What changes is the theme, at least a few more stands of a particular item, or in some cases a profusion of one particular item. In Bo Sang it was Umbrellas, In Sappong it was Strawberries, in Chiang Mai it was flowers.

But my intention is not to dismiss festivals with a “seen one seen them all” attitude – though I might feel this at times. Instead I continue to seek out and happen upon festivals, specifically in search of the quirky idiosyncrasies.

To offer an example – when TaReva and I drove out to Chiang Dao (72 km away from Chiang Mai) we found ourselves in the midst of a local Winter Festival with all the usual trappings and in addition: beauty pageants, fried toast on a stick and the most bizarre pet stand I have, and probably will ever see. It consisted of a wall of pastel colored cages each containing a miniature bunny that could fit into my palm. Not weird enough? Now put small baby doll clothes on all the bunnies.

In Sappong we perused a whole roadway of stands selling exactly the same strawberry products made by exactly the same company: dried strawberries, strawberry jam and locally produced, vinegar tasting strawberry wine.

The Chiang Mai flower festival is not complete without a flower parade with massive floats composed of flower creatures, flower maps, flower temples, flower elephants, flower kings. There was even a bevy of Indian Princesses pulled in a fleet of rickshaws… I am still confused about their presence.

Then of course there was Chinese New Year that turned Wararot Market red and gold. There were more beauty pageants – this time with three year olds and there were lion dancers balancing on poles.

And then there was one of those moments that I have had on a number of occasions where I am strikingly reminded that I am not in Cambridge anymore. Walking up the line of food stalls and souvenir stands, Lauren and I spied a dragon dance – an impressive many legged, electronically lit body that bobbed and swayed above the heads of the crowd. But terrestrial dancing and swerving were not enough so up it went, wrapping itself around a pole. All of this could have been viewed in a chinatown in the states, but this feat was still too tame for Chiang Mai. And so lets add fireworks into the dragon’s open mouth and set them alight so that they shower the gathered crowd below with sparks!

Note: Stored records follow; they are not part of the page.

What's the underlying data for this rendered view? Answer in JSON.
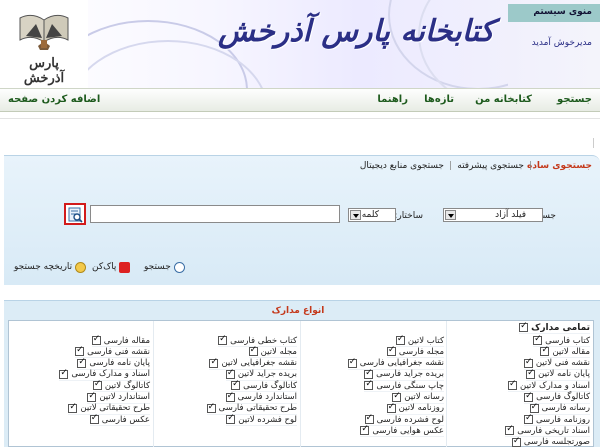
{
  "header": {
    "banner_title": "کتابخانه پارس آذرخش",
    "logo_text": "پارس آذرخش",
    "system_menu_label": "منوی سیستم",
    "welcome_text": "مدیرخوش آمدید"
  },
  "navbar": {
    "items": [
      "جستجو",
      "کتابخانه من",
      "تازه‌ها",
      "راهنما"
    ],
    "homepage_label": "اضافه کردن صفحه"
  },
  "search": {
    "tabs": [
      "جستجوی ساده",
      "جستجوی پیشرفته",
      "جستجوی منابع دیجیتال"
    ],
    "search_in_label": "جستجو در:",
    "field_value": "فیلد آزاد",
    "structure_label": "ساختار:",
    "structure_value": "کلمه",
    "query_value": "",
    "buttons": {
      "search": "جستجو",
      "clear": "پاک‌کن",
      "history": "تاریخچه جستجو"
    }
  },
  "documents": {
    "title": "انواع مدارک",
    "all_label": "تمامی مدارک",
    "columns": [
      [
        "کتاب فارسی",
        "مقاله لاتین",
        "نقشه فنی لاتین",
        "پایان نامه لاتین",
        "اسناد و مدارک لاتین",
        "کاتالوگ فارسی",
        "رسانه فارسی",
        "روزنامه فارسی",
        "اسناد تاریخی فارسی",
        "صورتجلسه فارسی"
      ],
      [
        "کتاب لاتین",
        "مجله فارسی",
        "نقشه جغرافیایی فارسی",
        "بریده جراید فارسی",
        "چاپ سنگی فارسی",
        "رسانه لاتین",
        "روزنامه لاتین",
        "لوح فشرده فارسی",
        "عکس هوایی فارسی"
      ],
      [
        "کتاب خطی فارسی",
        "مجله لاتین",
        "نقشه جغرافیایی لاتین",
        "بریده جراید لاتین",
        "کاتالوگ فارسی",
        "استاندارد فارسی",
        "طرح تحقیقاتی فارسی",
        "لوح فشرده لاتین"
      ],
      [
        "مقاله فارسی",
        "نقشه فنی فارسی",
        "پایان نامه فارسی",
        "اسناد و مدارک فارسی",
        "کاتالوگ لاتین",
        "استاندارد لاتین",
        "طرح تحقیقاتی لاتین",
        "عکس فارسی"
      ]
    ]
  }
}
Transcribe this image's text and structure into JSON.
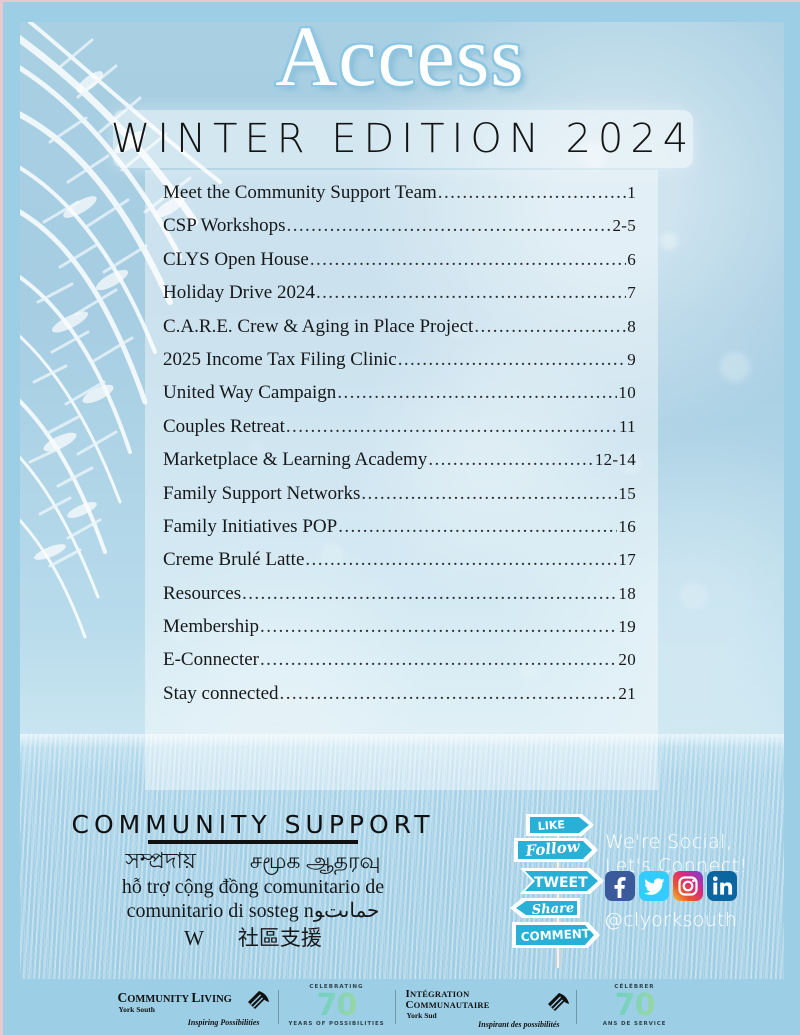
{
  "cover": {
    "magazine_title": "Access",
    "edition_banner": "WINTER EDITION 2024"
  },
  "toc": {
    "entries": [
      {
        "label": "Meet the Community Support Team",
        "page": "1"
      },
      {
        "label": "CSP Workshops ",
        "page": "2-5"
      },
      {
        "label": "CLYS Open House",
        "page": "6"
      },
      {
        "label": "Holiday Drive 2024",
        "page": "7"
      },
      {
        "label": "C.A.R.E. Crew & Aging in Place Project",
        "page": "8"
      },
      {
        "label": "2025 Income Tax Filing Clinic",
        "page": "9"
      },
      {
        "label": "United Way Campaign",
        "page": "10"
      },
      {
        "label": "Couples Retreat",
        "page": "11"
      },
      {
        "label": "Marketplace & Learning Academy ",
        "page": "12-14"
      },
      {
        "label": "Family Support Networks",
        "page": "15"
      },
      {
        "label": "Family Initiatives POP ",
        "page": "16"
      },
      {
        "label": "Creme Brulé Latte",
        "page": "17"
      },
      {
        "label": "Resources",
        "page": "18"
      },
      {
        "label": "Membership ",
        "page": "19"
      },
      {
        "label": "E-Connecter",
        "page": "20"
      },
      {
        "label": "Stay connected",
        "page": "21"
      }
    ],
    "dot_leader": "................................................................................................"
  },
  "community_support": {
    "heading": "COMMUNITY SUPPORT",
    "translations": {
      "bengali": "সম্প্রদায়",
      "tamil": "சமூக ஆதரவு",
      "line_vietnamese_spanish": "hỗ trợ cộng đồng comunitario de",
      "line_italian_arabic": "comunitario di sosteg nحماىتﻮ",
      "w_mark": "W",
      "chinese": "社區支援"
    }
  },
  "social": {
    "tagline_line1": "We're Social,",
    "tagline_line2": "Let's Connect!",
    "handle": "@clyorksouth",
    "signpost_labels": [
      "LIKE",
      "Follow",
      "TWEET",
      "Share",
      "COMMENT"
    ],
    "networks": [
      {
        "name": "facebook",
        "color": "#3b5a9b"
      },
      {
        "name": "twitter",
        "color": "#33ccff"
      },
      {
        "name": "instagram",
        "color": "#dd2a7b"
      },
      {
        "name": "linkedin",
        "color": "#0b65a1"
      }
    ],
    "signpost_color": "#29b0d6"
  },
  "footer": {
    "community_living": {
      "name_part1": "C",
      "name_part1_rest": "OMMUNITY ",
      "name_part2": "L",
      "name_part2_rest": "IVING",
      "region": "York South",
      "tagline": "Inspiring Possibilities"
    },
    "anniversary_en": {
      "top": "CELEBRATING",
      "number": "70",
      "bottom": "YEARS OF POSSIBILITIES"
    },
    "integration_communautaire": {
      "line1_cap": "I",
      "line1_rest": "NTÉGRATION",
      "line2_cap": "C",
      "line2_rest": "OMMUNAUTAIRE",
      "region": "York Sud",
      "tagline": "Inspirant des possibilités"
    },
    "anniversary_fr": {
      "top": "CÉLÉBRER",
      "number": "70",
      "bottom": "ANS DE SERVICE"
    }
  },
  "colors": {
    "page_frame": "#9ccfe6",
    "sky": "#a8cfe2",
    "panel": "rgba(255,255,255,0.42)",
    "title_outline": "#8cc6e2",
    "anniversary_gradient_start": "#5ec8c8",
    "anniversary_gradient_end": "#b9dc7e"
  }
}
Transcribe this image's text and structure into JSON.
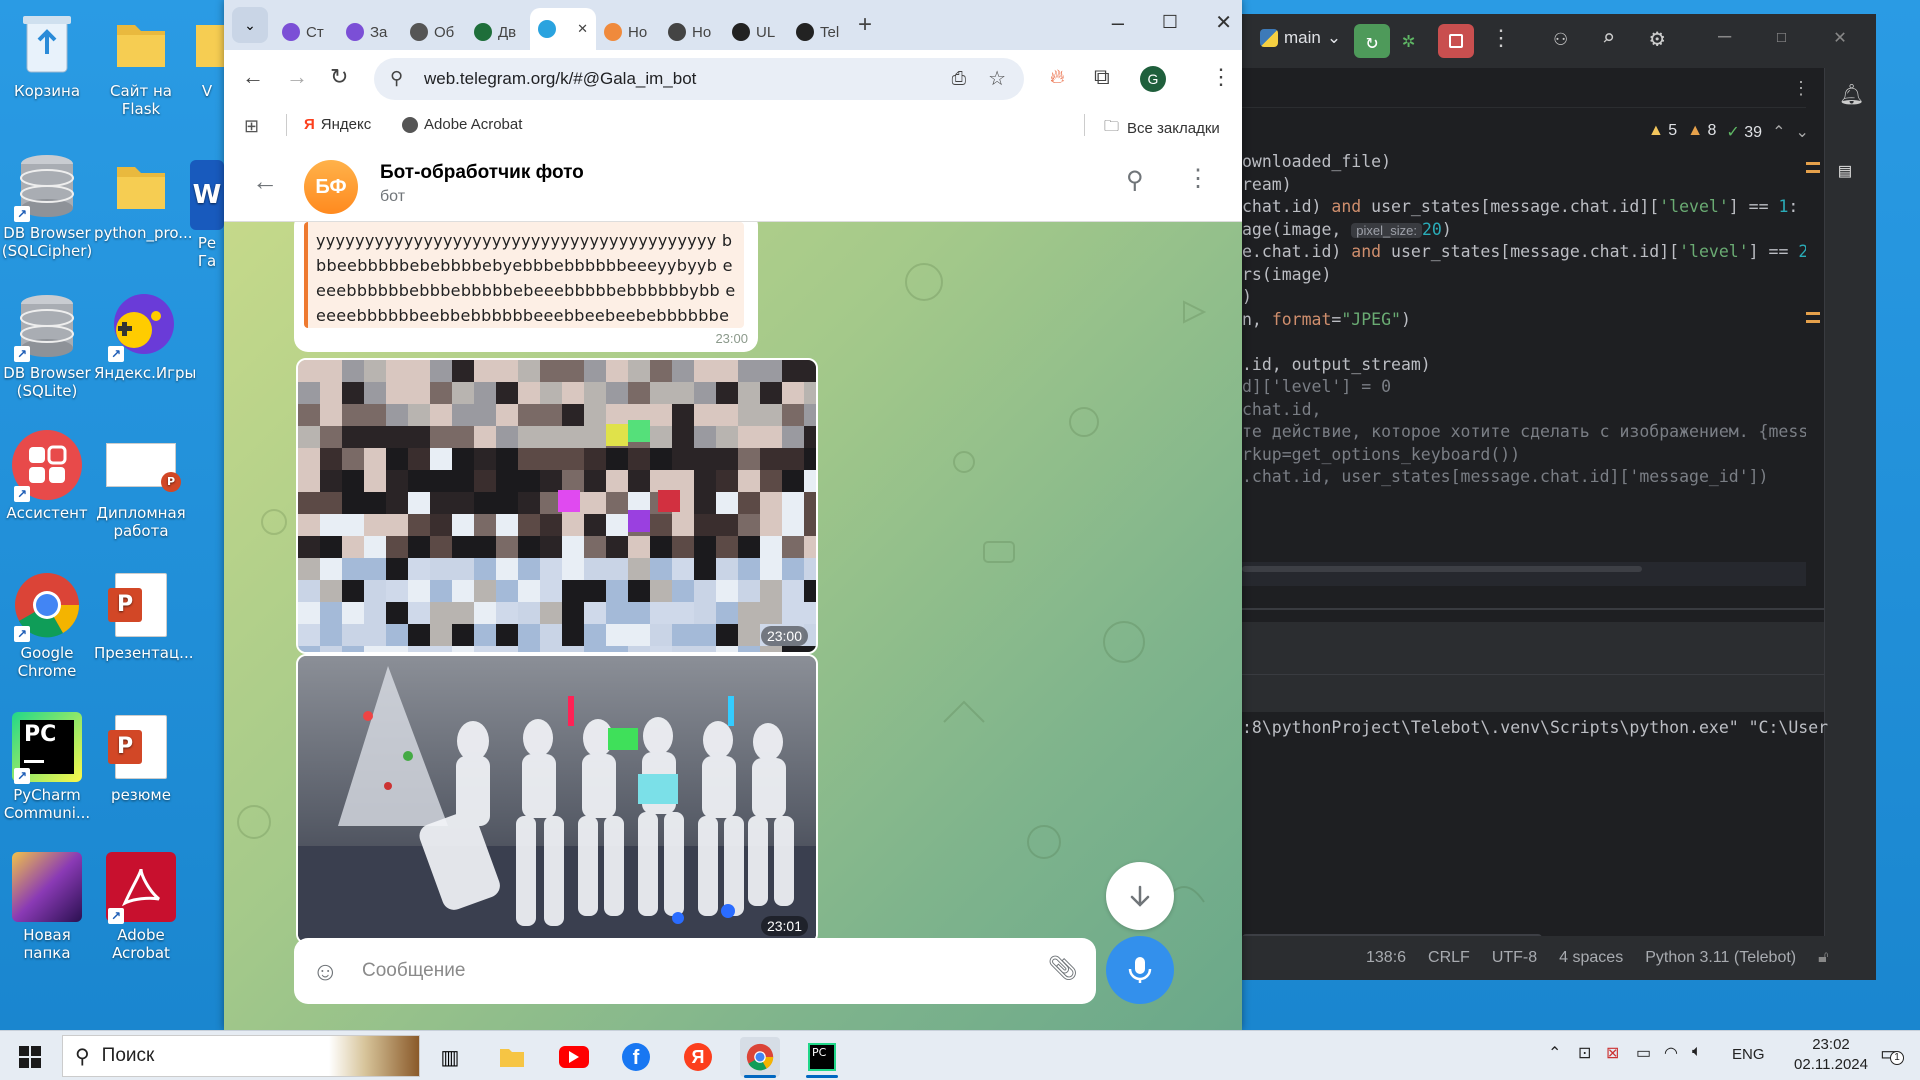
{
  "desktop": {
    "icons": [
      {
        "label": "Корзина"
      },
      {
        "label": "Сайт на Flask"
      },
      {
        "label": "V"
      },
      {
        "label": "DB Browser (SQLCipher)"
      },
      {
        "label": "python_pro..."
      },
      {
        "label": "Ре Га"
      },
      {
        "label": "DB Browser (SQLite)"
      },
      {
        "label": "Яндекс.Игры"
      },
      {
        "label": "Ассистент"
      },
      {
        "label": "Дипломная работа"
      },
      {
        "label": "Google Chrome"
      },
      {
        "label": "Презентац..."
      },
      {
        "label": "PyCharm Communi..."
      },
      {
        "label": "резюме"
      },
      {
        "label": "Новая папка"
      },
      {
        "label": "Adobe Acrobat"
      }
    ]
  },
  "ide": {
    "branch": "main",
    "inspections": {
      "warnings": "5",
      "weak": "8",
      "ok": "39"
    },
    "code": [
      {
        "a": "ownloaded_file)"
      },
      {
        "a": "ream)"
      },
      {
        "a": "chat.id) ",
        "k": "and",
        "b": " user_states[message.chat.id][",
        "s": "'level'",
        "c": "] == ",
        "n": "1",
        "d": ":"
      },
      {
        "a": "age(image, ",
        "hint": "pixel_size:",
        "n": "20",
        "d": ")"
      },
      {
        "a": "e.chat.id) ",
        "k": "and",
        "b": " user_states[message.chat.id][",
        "s": "'level'",
        "c": "] == ",
        "n": "2",
        "d": ":"
      },
      {
        "a": "rs(image)"
      },
      {
        "a": ")"
      },
      {
        "a": "n, ",
        "k": "format",
        "b": "=",
        "s": "\"JPEG\"",
        "c": ")"
      },
      {
        "a": ""
      },
      {
        "a": ".id, output_stream)"
      },
      {
        "a": "d]['level'] = 0",
        "muted": true
      },
      {
        "a": "chat.id,",
        "muted": true
      },
      {
        "a": "те действие, которое хотите сделать с изображением. {messag",
        "muted": true
      },
      {
        "a": "rkup=get_options_keyboard())",
        "muted": true
      },
      {
        "a": ".chat.id, user_states[message.chat.id]['message_id'])",
        "muted": true
      }
    ],
    "run_line": ":8\\pythonProject\\Telebot\\.venv\\Scripts\\python.exe\" \"C:\\User",
    "status": {
      "position": "138:6",
      "line_sep": "CRLF",
      "encoding": "UTF-8",
      "indent": "4 spaces",
      "interpreter": "Python 3.11 (Telebot)"
    }
  },
  "browser": {
    "tabs": [
      {
        "label": "Ст",
        "color": "#7b4fd6"
      },
      {
        "label": "За",
        "color": "#7b4fd6"
      },
      {
        "label": "Об",
        "color": "#555555"
      },
      {
        "label": "Дв",
        "color": "#1e6e3a"
      },
      {
        "label": "",
        "color": "#2aa3df",
        "active": true
      },
      {
        "label": "Но",
        "color": "#f08a3c"
      },
      {
        "label": "Но",
        "color": "#444444"
      },
      {
        "label": "UL",
        "color": "#222222"
      },
      {
        "label": "Tel",
        "color": "#222222"
      }
    ],
    "url": "web.telegram.org/k/#@Gala_im_bot",
    "profile_initial": "G",
    "bookmarks": {
      "yandex": "Яндекс",
      "acrobat": "Adobe Acrobat",
      "all": "Все закладки"
    }
  },
  "telegram": {
    "avatar_initials": "БФ",
    "chat_title": "Бот-обработчик фото",
    "chat_subtitle": "бот",
    "quote_text": "yyyyyyyyyyyyyyyyyyyyyyyyyyyyyyyyyyyyyyyyy bbbeebbbbbebebbbbebyebbbebbbbbbeeeyybyyb eeeebbbbbbebbbebbbbbebeeebbbbbebbbbbbybb eeeeebbbbbbeebbebbbbbbeeebbeebeebebbbbbbe eeeeeeeeeeeebbebbebbbebebeeebeeeebbeeeee",
    "quote_time": "23:00",
    "photo1_time": "23:00",
    "photo2_time": "23:01",
    "input_placeholder": "Сообщение"
  },
  "taskbar": {
    "search_label": "Поиск",
    "lang": "ENG",
    "time": "23:02",
    "date": "02.11.2024",
    "notif_count": "1"
  },
  "colors": {
    "telegram_blue": "#3390ec",
    "quote_accent": "#ee7a30",
    "desktop_bg": "#1f8fd8"
  }
}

Tuesday, February 15, 2011

Day by day

It is unfathomable to me that our second semester is coming to a rapid close and our final classes are this week. CMU feels natural. That striding and dancing in front of classes of forty students basically my age, has come to be exactly what I feel I should be doing. Why then is the semester wrapping up?

Over the last nine months I have come to love much about my new home – swerving between cars on my motorbike, slurping gummy rice noodles, struggling to reshape my mouth so as to make some of the more challenging Thai sounds. But I’ll say with utter confidence that more than anything else I have experienced here, I love the teaching and I love my classes.

Yes there are the frustrations – students not understanding, complications with the institution, the finer points of English grammar. Yes there are the worries - how do I explain a vocabulary word on the spot? Will a certain game or assignment work? Yes there is the loss of sleep – the hours spent grading piles of exams at coffee shops, or trolling through websites and youtube clips simply to compile a single hour and a half lesson.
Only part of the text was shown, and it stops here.